Renovation of the Institute of Hispanic Studies
The Institute of Hispanic Studies (IEH), located at 31 rue Gay Lussac, is one of the 16 historic Ile-de-France buildings of the Sorbonne. Built in 1929 and later built even higher in the early 1960s, the IEH has an area of 1,760 square meters over six floors. Today it is an aging building that requires renovation to become truly a “landmark,” for excellence in learning and teaching. The architectural project will rethink the functional and technical aspects of the site, but also, and above all, bring out the historic value of the institute and make it a place of prestige and a genuine communication tool (permanent exhibitions, lectures, international events …).
To support the renovation of the Institute of Hispanic Studies and to find out more, follow the dedicated blog: https://ieh.hypotheses.org
The Great Learning Library, at the heart of the Pierre & Marie Curie Campus
By fostering the sharing of ideas and practices, the University Library is organized according to a wide variety of potential uses. Built on the “learning center” model, wholly integrated with the academic programs as well as interdisciplinary, this site symbolizes the implementation of a new pedagogy. In its 3,500 square meters, it disposes of 700 seats in the reading room, 26 individual rooms, 26 group rooms (2-6 people), 150 desktop and laptop computers, an innovative classroom equipped with movable furniture and interactive multimedia tools, a pedagogical space dedicated to work meetings, classes, or student-teacher meetings.
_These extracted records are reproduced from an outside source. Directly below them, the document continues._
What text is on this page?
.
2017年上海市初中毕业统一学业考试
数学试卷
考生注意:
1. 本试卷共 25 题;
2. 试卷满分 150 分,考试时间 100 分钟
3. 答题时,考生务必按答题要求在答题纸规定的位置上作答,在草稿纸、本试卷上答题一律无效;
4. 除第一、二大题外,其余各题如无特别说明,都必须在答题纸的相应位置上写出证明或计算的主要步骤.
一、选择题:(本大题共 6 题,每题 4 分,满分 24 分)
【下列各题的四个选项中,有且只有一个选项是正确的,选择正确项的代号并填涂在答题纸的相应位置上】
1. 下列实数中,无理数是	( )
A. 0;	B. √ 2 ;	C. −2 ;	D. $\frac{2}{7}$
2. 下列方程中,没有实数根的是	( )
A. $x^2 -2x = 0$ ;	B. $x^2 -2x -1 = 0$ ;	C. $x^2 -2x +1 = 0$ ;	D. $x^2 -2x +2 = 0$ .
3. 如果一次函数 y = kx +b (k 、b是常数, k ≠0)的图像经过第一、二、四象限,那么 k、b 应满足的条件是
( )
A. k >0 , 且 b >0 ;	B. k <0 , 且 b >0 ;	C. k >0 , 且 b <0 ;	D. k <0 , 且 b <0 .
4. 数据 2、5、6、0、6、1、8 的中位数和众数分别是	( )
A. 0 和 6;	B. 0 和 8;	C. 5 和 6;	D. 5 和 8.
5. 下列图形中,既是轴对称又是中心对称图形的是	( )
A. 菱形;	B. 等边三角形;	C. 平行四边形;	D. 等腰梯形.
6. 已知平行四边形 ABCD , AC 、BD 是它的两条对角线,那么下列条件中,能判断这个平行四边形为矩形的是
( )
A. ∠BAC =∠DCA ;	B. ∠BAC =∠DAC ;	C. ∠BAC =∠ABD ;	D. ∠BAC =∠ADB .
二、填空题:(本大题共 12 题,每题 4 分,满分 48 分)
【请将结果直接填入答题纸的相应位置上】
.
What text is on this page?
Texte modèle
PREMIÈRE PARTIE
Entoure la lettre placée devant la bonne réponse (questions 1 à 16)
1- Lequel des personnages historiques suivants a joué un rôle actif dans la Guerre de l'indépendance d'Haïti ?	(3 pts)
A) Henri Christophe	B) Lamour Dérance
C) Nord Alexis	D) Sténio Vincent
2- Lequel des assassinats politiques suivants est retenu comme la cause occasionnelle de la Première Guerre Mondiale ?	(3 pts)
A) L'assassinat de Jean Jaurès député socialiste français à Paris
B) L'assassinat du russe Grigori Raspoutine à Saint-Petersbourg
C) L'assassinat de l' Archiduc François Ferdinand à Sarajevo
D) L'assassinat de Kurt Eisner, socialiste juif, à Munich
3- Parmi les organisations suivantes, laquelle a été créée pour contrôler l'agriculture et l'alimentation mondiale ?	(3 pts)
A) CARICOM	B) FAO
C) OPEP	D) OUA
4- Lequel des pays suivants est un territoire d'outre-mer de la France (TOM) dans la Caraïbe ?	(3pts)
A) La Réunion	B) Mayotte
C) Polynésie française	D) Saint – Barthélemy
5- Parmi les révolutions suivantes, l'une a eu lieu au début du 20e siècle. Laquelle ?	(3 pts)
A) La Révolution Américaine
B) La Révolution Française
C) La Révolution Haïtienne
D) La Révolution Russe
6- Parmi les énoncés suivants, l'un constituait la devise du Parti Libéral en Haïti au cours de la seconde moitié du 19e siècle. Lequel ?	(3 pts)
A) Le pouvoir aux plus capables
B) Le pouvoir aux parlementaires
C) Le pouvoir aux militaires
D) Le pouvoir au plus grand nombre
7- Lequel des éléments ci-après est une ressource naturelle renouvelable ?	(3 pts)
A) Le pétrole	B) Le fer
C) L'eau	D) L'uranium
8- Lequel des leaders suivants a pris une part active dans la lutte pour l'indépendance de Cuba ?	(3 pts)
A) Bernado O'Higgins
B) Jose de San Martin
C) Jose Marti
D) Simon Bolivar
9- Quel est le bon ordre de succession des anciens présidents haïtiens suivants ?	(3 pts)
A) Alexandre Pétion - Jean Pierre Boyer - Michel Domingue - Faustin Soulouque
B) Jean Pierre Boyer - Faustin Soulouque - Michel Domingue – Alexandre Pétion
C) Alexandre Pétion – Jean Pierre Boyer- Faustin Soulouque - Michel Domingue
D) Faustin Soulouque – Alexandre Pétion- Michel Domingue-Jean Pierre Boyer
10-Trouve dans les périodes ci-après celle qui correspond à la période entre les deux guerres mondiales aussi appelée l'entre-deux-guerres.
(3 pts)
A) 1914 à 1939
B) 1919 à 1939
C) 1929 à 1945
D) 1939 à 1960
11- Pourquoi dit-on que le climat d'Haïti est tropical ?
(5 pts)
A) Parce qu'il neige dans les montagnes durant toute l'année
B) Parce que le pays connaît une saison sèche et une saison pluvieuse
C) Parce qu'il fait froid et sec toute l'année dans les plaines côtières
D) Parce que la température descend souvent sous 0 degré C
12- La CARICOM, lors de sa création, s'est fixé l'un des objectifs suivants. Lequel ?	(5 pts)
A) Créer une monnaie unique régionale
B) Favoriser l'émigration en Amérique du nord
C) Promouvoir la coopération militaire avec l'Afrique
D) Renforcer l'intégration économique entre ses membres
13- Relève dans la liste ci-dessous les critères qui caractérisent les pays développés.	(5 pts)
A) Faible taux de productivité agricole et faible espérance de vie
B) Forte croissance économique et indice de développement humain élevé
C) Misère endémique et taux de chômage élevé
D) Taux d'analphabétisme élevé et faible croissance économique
Through its transversal nature, it offers all Sorbonne University’s students a modern, convivial place to work in a variety of ways.
The perspective of Anne-Catherine Fritzinger, Sorbonne University’s Director of Libraries
A veritable beacon on the Sorbonne University campus, the University Library constitutes a remarkable illustration of how a tool that is well-planned and supported by donors can contribute to the success of those who make use of it. As Anne-Catherine Fritzinger emphasizes, “Since the library’s conception, we’ve been guided by the ambition of offering a vast number of services, and work spaces in tune with the diverse needs of students and professors.” Its creation has been supported particularly by a donation from a Sorbonne University alumni that emphasizes the inter-generational dimension at the heart of the library’s mission. Extensive and stimulating, designed for studying, documentary research, and individual or group work, the space overcomes the problems of traditional libraries linked to a conflict between the various uses. Here they are side by side, respecting and complementing one another in a space enhanced by undeniable architectural qualities in terms of aesthetics, light, and acoustics. “The new connected, interactive methods of working are at the heart of this project,” underlines Fritzinger, for whom the importance of the library stretches far beyond Sorbonne University: “In order to continue to stand out, it must continue to integrate new services, tools, spaces, furnishings, restauration projects, exhibitions … for which donations are essential.”